Tiering: hot OLTP - NVMe/RAID10; reports/archive - HDD/EC.
Provisions and depreciation: Plan for 30-50% IOPS growth; keep stock under rebilds/scrubs.
Egress/factory: separate budget for storage network and HBA/NIC updates.
Implementation checklist
- Protocol (NVMe-oF/FC/iSCSI) and isolated fabric selected.
- RAID/EC and load type pools (OLTP/log/backup) are designed.
- MPIO/ALUA/ANA and timeouts configured; checked failover/restore.
- FS/alignment for RAID, TRIM/Discard enabled as per regulation.
- Queue tuning/qdepth/read-ahead; validated by fio profiles (randread/write 4k, seq 1M).

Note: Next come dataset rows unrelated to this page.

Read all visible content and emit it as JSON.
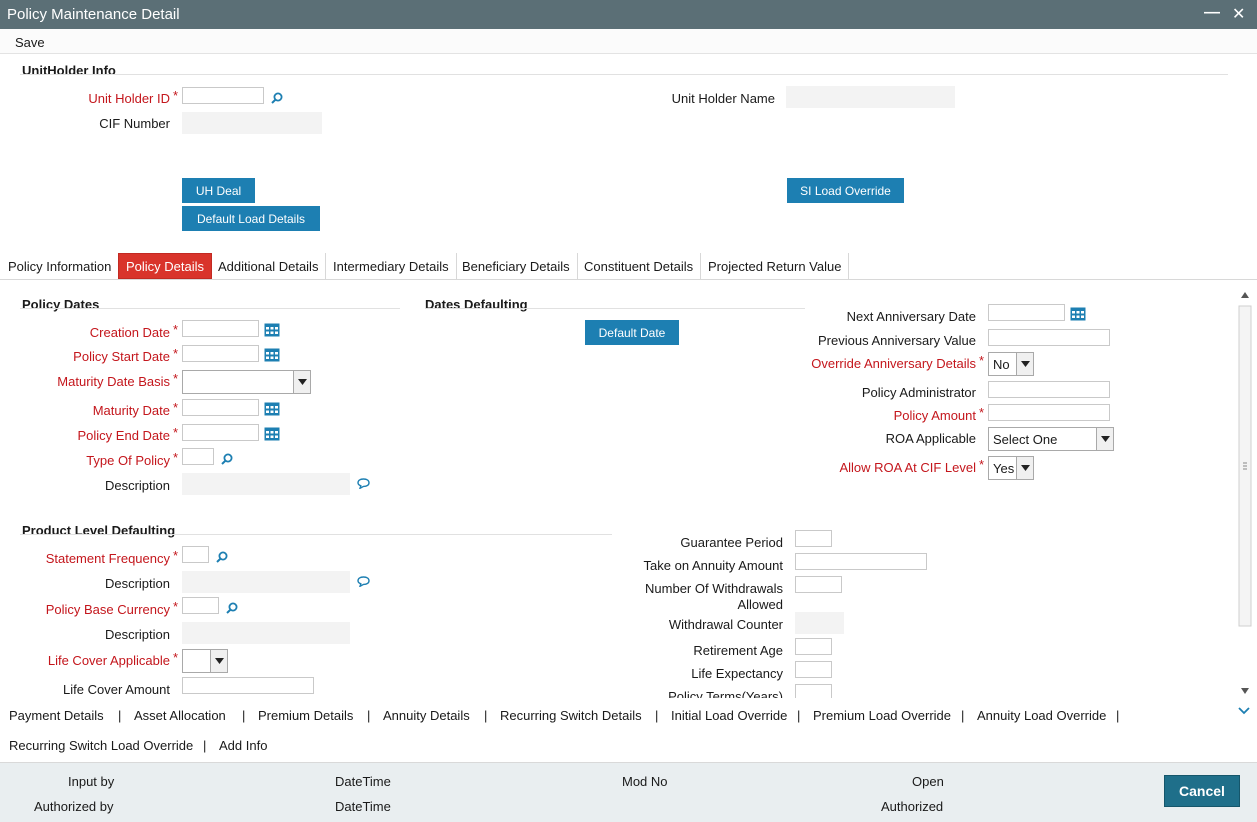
{
  "window": {
    "title": "Policy Maintenance Detail",
    "minimize": "—",
    "close": "✕"
  },
  "menu": {
    "save": "Save"
  },
  "unitholder": {
    "section": "UnitHolder Info",
    "id_label": "Unit Holder ID",
    "cif_label": "CIF Number",
    "name_label": "Unit Holder Name",
    "uh_deal": "UH Deal",
    "default_load": "Default Load Details",
    "si_load": "SI Load Override"
  },
  "tabs": [
    "Policy Information",
    "Policy Details",
    "Additional Details",
    "Intermediary Details",
    "Beneficiary Details",
    "Constituent Details",
    "Projected Return Value"
  ],
  "policy_dates": {
    "section": "Policy Dates",
    "creation": "Creation Date",
    "start": "Policy Start Date",
    "maturity_basis": "Maturity Date Basis",
    "maturity": "Maturity Date",
    "end": "Policy End Date",
    "type": "Type Of Policy",
    "description": "Description"
  },
  "dates_defaulting": {
    "section": "Dates Defaulting",
    "default_date": "Default Date"
  },
  "right": {
    "next_anniv": "Next Anniversary Date",
    "prev_anniv": "Previous Anniversary Value",
    "override_anniv": "Override Anniversary Details",
    "override_value": "No",
    "administrator": "Policy Administrator",
    "amount": "Policy Amount",
    "roa": "ROA Applicable",
    "roa_value": "Select One",
    "allow_roa": "Allow ROA At CIF Level",
    "allow_roa_value": "Yes"
  },
  "product": {
    "section": "Product Level Defaulting",
    "stmt_freq": "Statement Frequency",
    "description": "Description",
    "base_ccy": "Policy Base Currency",
    "description2": "Description",
    "life_cover": "Life Cover Applicable",
    "life_cover_amt": "Life Cover Amount"
  },
  "guarantee": {
    "period": "Guarantee Period",
    "take_on": "Take on Annuity Amount",
    "num_withdrawals_1": "Number Of Withdrawals",
    "num_withdrawals_2": "Allowed",
    "withdrawal_counter": "Withdrawal Counter",
    "retirement_age": "Retirement Age",
    "life_expectancy": "Life Expectancy",
    "policy_terms": "Policy Terms(Years)"
  },
  "bottom_links": [
    "Payment Details",
    "Asset Allocation",
    "Premium Details",
    "Annuity Details",
    "Recurring Switch Details",
    "Initial Load Override",
    "Premium Load Override",
    "Annuity Load Override",
    "Recurring Switch Load Override",
    "Add Info"
  ],
  "separator": "|",
  "footer": {
    "input_by": "Input by",
    "authorized_by": "Authorized by",
    "datetime1": "DateTime",
    "datetime2": "DateTime",
    "mod_no": "Mod No",
    "open": "Open",
    "authorized": "Authorized",
    "cancel": "Cancel"
  },
  "colors": {
    "titlebar": "#5b6f76",
    "button": "#1d7fb2",
    "active_tab": "#d9342b",
    "required": "#c4161c",
    "footer": "#e9eef0"
  }
}
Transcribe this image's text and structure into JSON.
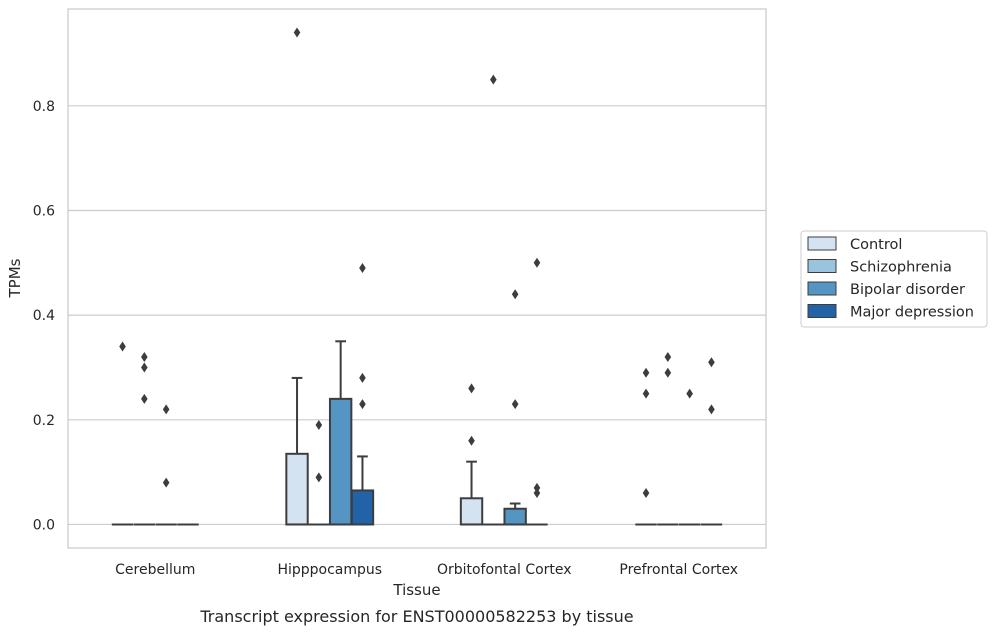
{
  "chart_data": {
    "type": "box",
    "title": "",
    "caption": "Transcript expression for ENST00000582253 by tissue",
    "xlabel": "Tissue",
    "ylabel": "TPMs",
    "ylim": [
      -0.045,
      0.985
    ],
    "yticks": [
      "0.0",
      "0.2",
      "0.4",
      "0.6",
      "0.8"
    ],
    "grid": true,
    "legend_position": "right",
    "categories": [
      "Cerebellum",
      "Hipppocampus",
      "Orbitofontal Cortex",
      "Prefrontal Cortex"
    ],
    "series": [
      {
        "name": "Control",
        "color": "#d3e3f2",
        "boxes": [
          {
            "q1": 0,
            "median": 0,
            "q3": 0,
            "whislo": 0,
            "whishi": 0,
            "fliers": [
              0.34
            ]
          },
          {
            "q1": 0,
            "median": 0,
            "q3": 0.135,
            "whislo": 0,
            "whishi": 0.28,
            "fliers": [
              0.94
            ]
          },
          {
            "q1": 0,
            "median": 0,
            "q3": 0.05,
            "whislo": 0,
            "whishi": 0.12,
            "fliers": [
              0.26,
              0.16
            ]
          },
          {
            "q1": 0,
            "median": 0,
            "q3": 0,
            "whislo": 0,
            "whishi": 0,
            "fliers": [
              0.29,
              0.25,
              0.06
            ]
          }
        ]
      },
      {
        "name": "Schizophrenia",
        "color": "#9ac3de",
        "boxes": [
          {
            "q1": 0,
            "median": 0,
            "q3": 0,
            "whislo": 0,
            "whishi": 0,
            "fliers": [
              0.32,
              0.3,
              0.24
            ]
          },
          {
            "q1": 0,
            "median": 0,
            "q3": 0,
            "whislo": 0,
            "whishi": 0,
            "fliers": [
              0.19,
              0.09
            ]
          },
          {
            "q1": 0,
            "median": 0,
            "q3": 0,
            "whislo": 0,
            "whishi": 0,
            "fliers": [
              0.85
            ]
          },
          {
            "q1": 0,
            "median": 0,
            "q3": 0,
            "whislo": 0,
            "whishi": 0,
            "fliers": [
              0.32,
              0.29
            ]
          }
        ]
      },
      {
        "name": "Bipolar disorder",
        "color": "#5495c3",
        "boxes": [
          {
            "q1": 0,
            "median": 0,
            "q3": 0,
            "whislo": 0,
            "whishi": 0,
            "fliers": [
              0.22,
              0.08
            ]
          },
          {
            "q1": 0,
            "median": 0,
            "q3": 0.24,
            "whislo": 0,
            "whishi": 0.35,
            "fliers": []
          },
          {
            "q1": 0,
            "median": 0,
            "q3": 0.03,
            "whislo": 0,
            "whishi": 0.04,
            "fliers": [
              0.44,
              0.23
            ]
          },
          {
            "q1": 0,
            "median": 0,
            "q3": 0,
            "whislo": 0,
            "whishi": 0,
            "fliers": [
              0.25
            ]
          }
        ]
      },
      {
        "name": "Major depression",
        "color": "#2163a6",
        "boxes": [
          {
            "q1": 0,
            "median": 0,
            "q3": 0,
            "whislo": 0,
            "whishi": 0,
            "fliers": []
          },
          {
            "q1": 0,
            "median": 0,
            "q3": 0.065,
            "whislo": 0,
            "whishi": 0.13,
            "fliers": [
              0.49,
              0.28,
              0.23
            ]
          },
          {
            "q1": 0,
            "median": 0,
            "q3": 0,
            "whislo": 0,
            "whishi": 0,
            "fliers": [
              0.5,
              0.07,
              0.06
            ]
          },
          {
            "q1": 0,
            "median": 0,
            "q3": 0,
            "whislo": 0,
            "whishi": 0,
            "fliers": [
              0.31,
              0.22
            ]
          }
        ]
      }
    ]
  }
}
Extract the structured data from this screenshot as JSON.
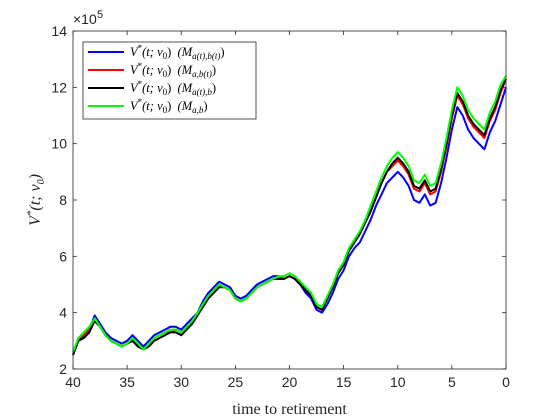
{
  "chart_data": {
    "type": "line",
    "title": "",
    "xlabel": "time to retirement",
    "ylabel": "V*(t; v0)",
    "x_reversed": true,
    "xlim": [
      40,
      0
    ],
    "ylim": [
      2,
      14
    ],
    "y_multiplier_label": "×10",
    "y_multiplier_exponent": "5",
    "x_ticks": [
      40,
      35,
      30,
      25,
      20,
      15,
      10,
      5,
      0
    ],
    "y_ticks": [
      2,
      4,
      6,
      8,
      10,
      12,
      14
    ],
    "grid": false,
    "legend_position": "top-left",
    "x": [
      40,
      39.5,
      39,
      38.5,
      38,
      37.5,
      37,
      36.5,
      36,
      35.5,
      35,
      34.5,
      34,
      33.5,
      33,
      32.5,
      32,
      31.5,
      31,
      30.5,
      30,
      29.5,
      29,
      28.5,
      28,
      27.5,
      27,
      26.5,
      26,
      25.5,
      25,
      24.5,
      24,
      23.5,
      23,
      22.5,
      22,
      21.5,
      21,
      20.5,
      20,
      19.5,
      19,
      18.5,
      18,
      17.5,
      17,
      16.5,
      16,
      15.5,
      15,
      14.5,
      14,
      13.5,
      13,
      12.5,
      12,
      11.5,
      11,
      10.5,
      10,
      9.5,
      9,
      8.5,
      8,
      7.5,
      7,
      6.5,
      6,
      5.5,
      5,
      4.5,
      4,
      3.5,
      3,
      2.5,
      2,
      1.5,
      1,
      0.5,
      0
    ],
    "series": [
      {
        "name": "V*(t; v0) (M_{a(t),b(t)})",
        "color": "#0000ff",
        "values": [
          2.5,
          3.0,
          3.2,
          3.4,
          3.9,
          3.6,
          3.3,
          3.1,
          3.0,
          2.9,
          3.0,
          3.2,
          3.0,
          2.8,
          3.0,
          3.2,
          3.3,
          3.4,
          3.5,
          3.5,
          3.4,
          3.6,
          3.8,
          4.0,
          4.4,
          4.7,
          4.9,
          5.1,
          5.0,
          4.9,
          4.6,
          4.5,
          4.6,
          4.8,
          5.0,
          5.1,
          5.2,
          5.3,
          5.3,
          5.2,
          5.3,
          5.2,
          5.0,
          4.7,
          4.5,
          4.1,
          4.0,
          4.3,
          4.7,
          5.2,
          5.5,
          6.0,
          6.3,
          6.5,
          6.9,
          7.3,
          7.8,
          8.2,
          8.6,
          8.8,
          9.0,
          8.8,
          8.5,
          8.0,
          7.9,
          8.2,
          7.8,
          7.9,
          8.6,
          9.5,
          10.5,
          11.3,
          11.0,
          10.5,
          10.2,
          10.0,
          9.8,
          10.4,
          10.8,
          11.4,
          12.0
        ]
      },
      {
        "name": "V*(t; v0) (M_{a,b(t)})",
        "color": "#ff0000",
        "values": [
          2.5,
          3.1,
          3.2,
          3.4,
          3.8,
          3.5,
          3.2,
          3.0,
          2.9,
          2.8,
          2.9,
          3.0,
          2.9,
          2.7,
          2.9,
          3.1,
          3.2,
          3.3,
          3.3,
          3.4,
          3.3,
          3.5,
          3.7,
          3.9,
          4.3,
          4.6,
          4.8,
          5.0,
          4.9,
          4.8,
          4.5,
          4.4,
          4.5,
          4.7,
          4.9,
          5.0,
          5.1,
          5.2,
          5.2,
          5.2,
          5.3,
          5.2,
          5.0,
          4.8,
          4.6,
          4.2,
          4.1,
          4.5,
          4.9,
          5.4,
          5.7,
          6.2,
          6.5,
          6.8,
          7.2,
          7.6,
          8.1,
          8.6,
          9.0,
          9.2,
          9.4,
          9.2,
          8.9,
          8.4,
          8.3,
          8.6,
          8.2,
          8.3,
          9.0,
          9.9,
          10.9,
          11.7,
          11.4,
          10.9,
          10.6,
          10.4,
          10.2,
          10.8,
          11.2,
          11.8,
          12.3
        ]
      },
      {
        "name": "V*(t; v0) (M_{a(t),b})",
        "color": "#000000",
        "values": [
          2.5,
          3.0,
          3.1,
          3.3,
          3.7,
          3.5,
          3.2,
          3.0,
          2.9,
          2.8,
          2.9,
          3.0,
          2.8,
          2.7,
          2.8,
          3.0,
          3.1,
          3.2,
          3.3,
          3.3,
          3.2,
          3.4,
          3.6,
          3.9,
          4.2,
          4.5,
          4.7,
          4.9,
          4.9,
          4.8,
          4.5,
          4.4,
          4.5,
          4.7,
          4.9,
          5.0,
          5.1,
          5.2,
          5.2,
          5.2,
          5.3,
          5.2,
          5.0,
          4.8,
          4.6,
          4.2,
          4.1,
          4.5,
          4.9,
          5.4,
          5.7,
          6.2,
          6.5,
          6.8,
          7.2,
          7.6,
          8.1,
          8.6,
          9.0,
          9.3,
          9.5,
          9.3,
          9.0,
          8.5,
          8.4,
          8.7,
          8.3,
          8.4,
          9.1,
          10.0,
          11.0,
          11.8,
          11.5,
          11.0,
          10.7,
          10.5,
          10.3,
          10.9,
          11.3,
          11.9,
          12.3
        ]
      },
      {
        "name": "V*(t; v0) (M_{a,b})",
        "color": "#00ff00",
        "values": [
          2.6,
          3.1,
          3.3,
          3.5,
          3.8,
          3.5,
          3.2,
          3.0,
          2.9,
          2.8,
          2.9,
          3.1,
          2.9,
          2.7,
          2.9,
          3.1,
          3.2,
          3.3,
          3.4,
          3.4,
          3.3,
          3.5,
          3.7,
          4.0,
          4.3,
          4.6,
          4.8,
          5.0,
          4.9,
          4.8,
          4.5,
          4.4,
          4.5,
          4.7,
          4.9,
          5.0,
          5.1,
          5.2,
          5.3,
          5.3,
          5.4,
          5.3,
          5.1,
          4.9,
          4.7,
          4.3,
          4.2,
          4.6,
          5.0,
          5.5,
          5.8,
          6.3,
          6.6,
          6.9,
          7.3,
          7.8,
          8.3,
          8.8,
          9.2,
          9.5,
          9.7,
          9.5,
          9.2,
          8.7,
          8.6,
          8.9,
          8.5,
          8.6,
          9.3,
          10.2,
          11.2,
          12.0,
          11.7,
          11.2,
          10.9,
          10.7,
          10.5,
          11.1,
          11.5,
          12.1,
          12.4
        ]
      }
    ]
  },
  "legend": [
    {
      "prefix": "V",
      "star": "*",
      "args": "(t; v",
      "sub0": "0",
      "close": ")",
      "m": "(M",
      "msub": "a(t),b(t)",
      "mclose": ")"
    },
    {
      "prefix": "V",
      "star": "*",
      "args": "(t; v",
      "sub0": "0",
      "close": ")",
      "m": "(M",
      "msub": "a,b(t)",
      "mclose": ")"
    },
    {
      "prefix": "V",
      "star": "*",
      "args": "(t; v",
      "sub0": "0",
      "close": ")",
      "m": "(M",
      "msub": "a(t),b",
      "mclose": ")"
    },
    {
      "prefix": "V",
      "star": "*",
      "args": "(t; v",
      "sub0": "0",
      "close": ")",
      "m": "(M",
      "msub": "a,b",
      "mclose": ")"
    }
  ],
  "ylabel_parts": {
    "prefix": "V",
    "star": "*",
    "args": "(t; v",
    "sub0": "0",
    "close": ")"
  }
}
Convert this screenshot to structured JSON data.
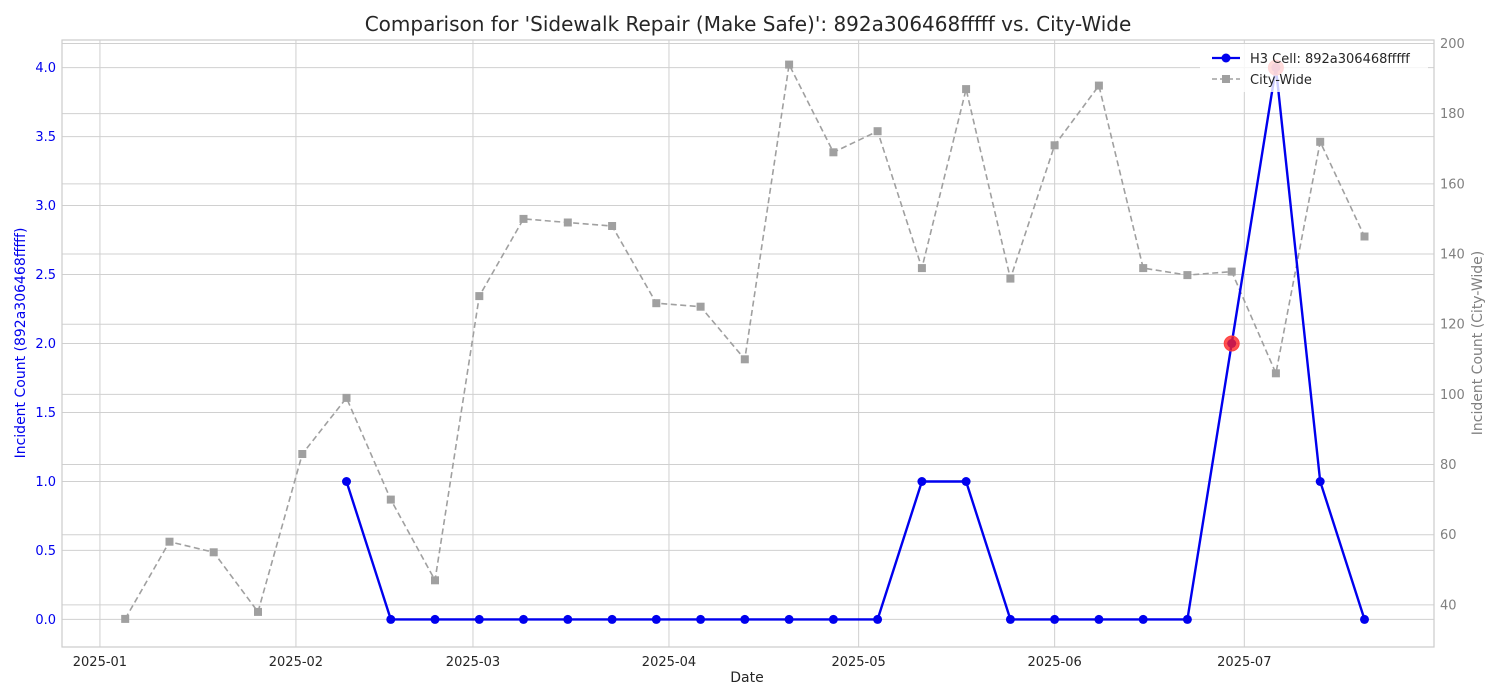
{
  "chart_data": {
    "type": "line",
    "title": "Comparison for 'Sidewalk Repair (Make Safe)': 892a306468fffff vs. City-Wide",
    "xlabel": "Date",
    "ylabel_left": "Incident Count (892a306468fffff)",
    "ylabel_right": "Incident Count (City-Wide)",
    "ylim_left": [
      -0.2,
      4.2
    ],
    "ylim_right": [
      28,
      201
    ],
    "yticks_left": [
      0.0,
      0.5,
      1.0,
      1.5,
      2.0,
      2.5,
      3.0,
      3.5,
      4.0
    ],
    "yticks_right": [
      40,
      60,
      80,
      100,
      120,
      140,
      160,
      180,
      200
    ],
    "xlim": [
      "2024-12-26",
      "2025-07-31"
    ],
    "xticks": [
      "2025-01-01",
      "2025-02-01",
      "2025-03-01",
      "2025-04-01",
      "2025-05-01",
      "2025-06-01",
      "2025-07-01"
    ],
    "xtick_labels": [
      "2025-01",
      "2025-02",
      "2025-03",
      "2025-04",
      "2025-05",
      "2025-06",
      "2025-07"
    ],
    "grid": true,
    "legend_position": "top-right",
    "colors": {
      "cell": "#0000ee",
      "city": "#a0a0a0",
      "highlight": "#ff2020"
    },
    "series": [
      {
        "name": "H3 Cell: 892a306468fffff",
        "axis": "left",
        "x": [
          "2025-02-09",
          "2025-02-16",
          "2025-02-23",
          "2025-03-02",
          "2025-03-09",
          "2025-03-16",
          "2025-03-23",
          "2025-03-30",
          "2025-04-06",
          "2025-04-13",
          "2025-04-20",
          "2025-04-27",
          "2025-05-04",
          "2025-05-11",
          "2025-05-18",
          "2025-05-25",
          "2025-06-01",
          "2025-06-08",
          "2025-06-15",
          "2025-06-22",
          "2025-06-29",
          "2025-07-06",
          "2025-07-13",
          "2025-07-20"
        ],
        "values": [
          1,
          0,
          0,
          0,
          0,
          0,
          0,
          0,
          0,
          0,
          0,
          0,
          0,
          1,
          1,
          0,
          0,
          0,
          0,
          0,
          2,
          4,
          1,
          0
        ]
      },
      {
        "name": "City-Wide",
        "axis": "right",
        "x": [
          "2025-01-05",
          "2025-01-12",
          "2025-01-19",
          "2025-01-26",
          "2025-02-02",
          "2025-02-09",
          "2025-02-16",
          "2025-02-23",
          "2025-03-02",
          "2025-03-09",
          "2025-03-16",
          "2025-03-23",
          "2025-03-30",
          "2025-04-06",
          "2025-04-13",
          "2025-04-20",
          "2025-04-27",
          "2025-05-04",
          "2025-05-11",
          "2025-05-18",
          "2025-05-25",
          "2025-06-01",
          "2025-06-08",
          "2025-06-15",
          "2025-06-22",
          "2025-06-29",
          "2025-07-06",
          "2025-07-13",
          "2025-07-20"
        ],
        "values": [
          36,
          58,
          55,
          38,
          83,
          99,
          70,
          47,
          128,
          150,
          149,
          148,
          126,
          125,
          110,
          194,
          169,
          175,
          136,
          187,
          133,
          171,
          188,
          136,
          134,
          135,
          106,
          172,
          145
        ]
      }
    ],
    "highlights": [
      {
        "x": "2025-06-29",
        "value": 2
      },
      {
        "x": "2025-07-06",
        "value": 4
      }
    ]
  }
}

- Disk/path/latency monitoring p95/p99, alerts to rebilds and throttle.
- Snapshots (app-consistent) and CG; DR/recovery test.
- Encryption and CHAP/TLS; Keys in KMS audit of operations.
- Kubernetes/CSI parameters, topology and QoS per volume.
Common errors
One path without MPIO → single point of failure.
RAID5/6 under sync-write OLTP → high p99 write.
No TRIM → write-amp growth and SSD degradation.
QD is too big → "beautiful" IOPS and terrible tail for the database.
Online discard on "hot" volumes with OLTP → latency jumps.
'queue _ if _ no _ path'without timeout → "frozen" services in a disaster.
Mixing NVMe and HDD in the same pool → unpredictable latency.
iGaming/fintech specific
Wallet/transactional databases: NVMe + RAID10, synchronous log on a separate SLOG/NVMe, p99 write ≤ 1. 5 ms, CG snapshots.
Payment queues/anti-fraud: serial logs → large blocks, high bandwidth, separate LUNs for log and data.
Peak TPS (tournaments/matches): pre-warm database caches, headroom ≥ 30%, thermal throttle control, burn-rate SLO.
Regulatory: LUN encryption, mapping audit log, DR exercises, RPO/RTO reporting.
Total
Productive block storage is the correct protocol + correctly configured queues and qdepth + adequate RAID/EC + cache/barrier discipline + isolated fabric. Pin everything in runbooks, measure p95/p99, validate with fio profiles, automate snapshots and DR - and get the predictable latency and IOPS needed for critical product and cash flow paths.